Der Europäische Gerichtshof für Menschenrechte hat am 13. Dezember 2022 im Verfahren Al-Shujaa u.a. gg. Belgien (Az. 55208/22 u.a.) weitere vorläufige Maßnahmen gegen Belgien erlassen, die den Staat dazu verpflichten, 143 Schutzsuchenden, die sich in Belgien aufhalten, Unterbringung und Verpflegung zu gewähren, und über die er in einer Pressemitteilung vom 16. Dezember 2022 berichtet. Der EGMR hatte bereits Ende Oktober, Mitte und Ende November sowie Anfang Dezember 2022 in vergleichbaren Fällen vorläufige Maßnahmen gegen Belgien erlassen. In allen Fällen haben die Schutzsuchenden bereits Anordnungen eines belgischen Gerichts erwirkt, die den belgischen Staat zur Gewährung von Unterbringung und Verpflegung verpflichten, die die zuständigen Behörden aber bislang ignoriert haben.
In einer Entscheidung vom 19. Dezember 2022 (AAA u.a. gg. Secretary of State for the Home Department, Az. 2022 EWHC 3230 (Admin)), über die er auch in einer Pressemitteilung berichtet, hat der englische High Court of Justice die Pläne der britischen Regierung, Schutzsuchende aus dem Vereinigten Königreich nach Ruanda zu überstellen, für grundsätzlich rechtmäßig gehalten. Die britische Regierung habe ausreichende Vereinbarungen mit der Regierung von Ruanda getroffen, um sicherzustellen, dass Schutzsuchende in Ruanda in Einklang mit der Genfer Flüchtlingskonvention behandelt würden. Die britische Regierung müsse jedoch jeden Einzelfall individuell prüfen, was in den acht dem High Court vorgelegten Verfahren nicht geschehen sei.
Der Verwaltungsgerichtshof Mannheim hält in seinem Urteil vom 7. Dezember 2022 (Az. 11 S 148/22) eine unter Nichteinhaltung der gesetzlichen Schriftform abgegebene ausländerrechtliche Verpflichtungserklärung für unwirksam, so dass daraus keine Zahlungsansprüche der Ausländerbehörde abgeleitet werden könnten.
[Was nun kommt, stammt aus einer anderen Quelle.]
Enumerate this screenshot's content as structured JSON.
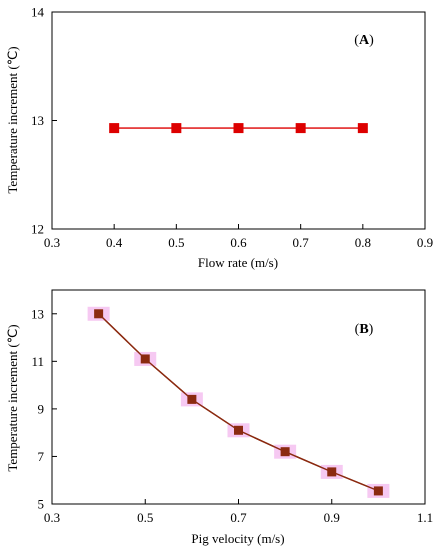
{
  "chart_data": [
    {
      "type": "line",
      "panel_label": "(A)",
      "panel_label_letter": "A",
      "xlabel": "Flow rate (m/s)",
      "ylabel": "Temperature increment (℃)",
      "xlim": [
        0.3,
        0.9
      ],
      "ylim": [
        12,
        14
      ],
      "xticks": [
        "0.3",
        "0.4",
        "0.5",
        "0.6",
        "0.7",
        "0.8",
        "0.9"
      ],
      "yticks": [
        "12",
        "13",
        "14"
      ],
      "grid": false,
      "series": [
        {
          "color": "#dd0000",
          "marker": "square",
          "x": [
            0.4,
            0.5,
            0.6,
            0.7,
            0.8
          ],
          "y": [
            12.93,
            12.93,
            12.93,
            12.93,
            12.93
          ]
        }
      ]
    },
    {
      "type": "line",
      "panel_label": "(B)",
      "panel_label_letter": "B",
      "xlabel": "Pig velocity (m/s)",
      "ylabel": "Temperature increment (℃)",
      "xlim": [
        0.3,
        1.1
      ],
      "ylim": [
        5,
        14
      ],
      "xticks": [
        "0.3",
        "0.5",
        "0.7",
        "0.9",
        "1.1"
      ],
      "yticks": [
        "5",
        "7",
        "9",
        "11",
        "13"
      ],
      "grid": false,
      "series": [
        {
          "color": "#8b2a10",
          "highlight_color": "#f5bff0",
          "marker": "square",
          "x": [
            0.4,
            0.5,
            0.6,
            0.7,
            0.8,
            0.9,
            1.0
          ],
          "y": [
            13.0,
            11.1,
            9.4,
            8.1,
            7.2,
            6.35,
            5.55
          ]
        }
      ]
    }
  ]
}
Die Einhaltung der in § 68 Abs. 2 Satz 1 AufenthG vorgeschriebenen Schriftform sei unter Zugrundelegung des § 126 Abs. 1 BGB zu beurteilen und erfordere danach die eigenhändige Namensunterschrift oder ein notariell beglaubigtes Handzeichen oder eine andere durch § 126 BGB zugelassene Form. In dem entschiedenen Verfahren war der Ausländerbehörde kein Original der Verpflichtungserklärung zugegangen, sondern lediglich ein Ausdruck einer zuvor eingescannten Verpflichtungserklärung, was dem VGH nicht ausreichte. Die Person, die die Verpflichtungserklärung unterzeichnet hatte, sei auch nicht aus Gründen von Treu und Glauben daran gehindert, sich auf die Unwirksamkeit der Verpflichtungserklärung zu berufen, so der VGH.
Das Bayerische Oberste Landesgericht meint in seinem Urteil vom 7. Oktober 2022 (Az. 202 StRR 81/22), dass die EU-Rückführungsrichtlinie einer Bestrafung wegen unerlaubten Aufenthalts im Bundesgebiet gemäß § 95 Abs. 1 Nr. 2 AufenthG nur dann entgegensteht, wenn im Zeitpunkt der strafgerichtlichen Entscheidung ein Rückführungsverfahren anhängig ist, nicht aber, wenn sich der Ausländer mittlerweile rechtmäßig im Bundesgebiet aufhält.
Das Amtsgericht München meint in seinem Urteil vom 20. Dezember 2022 (Az. 411 C 10539/22), dass die Gebrauchsüberlassung von Teilen einer Mietwohnung an Geflüchtete einer vorherigen Zustimmung durch den Vermieter bedarf. Ein Anspruch auf eine solche Zustimmung bestehe regelmäßig nicht.
Die Europäische Asylagentur (EUAA) hat Ausgabe 04/2022 ihres vierteljährlichen, thematisch gegliederten Updates zur Asylrechtsprechung in der Europäischen Union veröffentlicht, das den Zeitraum September bis November 2022 abdeckt.